As I write this, I am sitting in the kitchen sipping the gas pump wine bought yesterday, a symphony of Italian language and passion and laughter rising from the coffee bar tables below. The air is fresh and crisp as it blows the curtain that Rina (my land lady) crocheted and the inky midnight blue (it is actually midnight) sky is alive with stars and the sliver of a crescent moon.

Id like to take the opportunity to thank Ben for taking Latin in grade 7. If he hadnt, I would never have had this perfect day in Umbria ith my friend Suzy. I would certainly never have met Rina and Betta to have made friends of them, which allowed me this time in this place to share with loved ones. And they say Latin has no place in the modern school system. I'm not sitting in Umbria because of ALGEBRA!!

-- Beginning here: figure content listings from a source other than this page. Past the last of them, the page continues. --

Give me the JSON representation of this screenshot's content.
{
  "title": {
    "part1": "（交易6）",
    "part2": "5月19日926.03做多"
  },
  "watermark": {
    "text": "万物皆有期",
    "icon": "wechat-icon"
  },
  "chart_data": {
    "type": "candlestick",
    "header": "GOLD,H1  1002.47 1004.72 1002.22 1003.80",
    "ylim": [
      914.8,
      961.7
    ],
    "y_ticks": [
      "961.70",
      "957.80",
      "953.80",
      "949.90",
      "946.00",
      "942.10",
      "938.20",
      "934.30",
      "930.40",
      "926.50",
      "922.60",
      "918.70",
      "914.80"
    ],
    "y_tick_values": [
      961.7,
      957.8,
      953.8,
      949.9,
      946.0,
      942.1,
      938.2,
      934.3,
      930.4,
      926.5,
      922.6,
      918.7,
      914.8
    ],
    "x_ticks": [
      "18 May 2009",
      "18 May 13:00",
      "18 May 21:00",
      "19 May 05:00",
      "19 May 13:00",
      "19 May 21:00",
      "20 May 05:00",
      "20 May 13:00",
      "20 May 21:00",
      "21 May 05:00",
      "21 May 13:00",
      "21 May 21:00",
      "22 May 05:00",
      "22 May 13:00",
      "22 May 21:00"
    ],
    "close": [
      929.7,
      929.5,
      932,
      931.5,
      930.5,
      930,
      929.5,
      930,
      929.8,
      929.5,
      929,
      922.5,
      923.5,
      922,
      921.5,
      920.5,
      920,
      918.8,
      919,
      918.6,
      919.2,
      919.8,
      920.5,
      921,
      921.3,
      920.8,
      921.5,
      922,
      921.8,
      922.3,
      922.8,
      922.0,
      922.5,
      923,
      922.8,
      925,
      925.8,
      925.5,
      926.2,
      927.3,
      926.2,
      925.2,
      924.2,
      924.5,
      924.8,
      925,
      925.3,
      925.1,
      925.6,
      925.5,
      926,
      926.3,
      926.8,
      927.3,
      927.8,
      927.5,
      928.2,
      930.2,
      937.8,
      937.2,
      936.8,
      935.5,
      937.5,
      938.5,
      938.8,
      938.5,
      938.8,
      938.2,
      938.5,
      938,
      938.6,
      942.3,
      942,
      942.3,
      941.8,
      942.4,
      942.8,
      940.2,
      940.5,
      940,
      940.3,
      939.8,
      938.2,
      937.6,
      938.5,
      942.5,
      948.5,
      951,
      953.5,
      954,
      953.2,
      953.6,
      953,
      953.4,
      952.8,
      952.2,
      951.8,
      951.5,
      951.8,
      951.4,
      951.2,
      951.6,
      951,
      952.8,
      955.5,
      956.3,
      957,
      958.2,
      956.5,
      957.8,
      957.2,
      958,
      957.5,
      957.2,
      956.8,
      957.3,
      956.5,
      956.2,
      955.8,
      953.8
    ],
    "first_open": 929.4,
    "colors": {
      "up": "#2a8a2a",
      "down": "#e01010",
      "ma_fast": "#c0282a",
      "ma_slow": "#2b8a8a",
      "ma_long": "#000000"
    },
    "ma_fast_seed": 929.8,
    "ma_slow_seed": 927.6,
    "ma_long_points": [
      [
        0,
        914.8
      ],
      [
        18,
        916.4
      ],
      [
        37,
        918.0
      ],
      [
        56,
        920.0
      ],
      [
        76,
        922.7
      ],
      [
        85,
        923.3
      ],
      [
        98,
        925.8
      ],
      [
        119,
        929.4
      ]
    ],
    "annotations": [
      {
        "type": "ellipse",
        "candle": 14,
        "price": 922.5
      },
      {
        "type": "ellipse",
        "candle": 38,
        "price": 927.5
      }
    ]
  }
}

Posted by Allegra51 02:20 Archived in Italy Comments (1)


...forgot 4th first

Im driving in Italy! Right now Im all shiney and new about it. This is likely because I hae only driven about 10 miles and knew exacto where I was going AND because there was an easy parking place sort of near the upper gate. Check back with me once Ive tried an unknown route, white road (dont ask), the A1 or parallell parking uphill in reverse!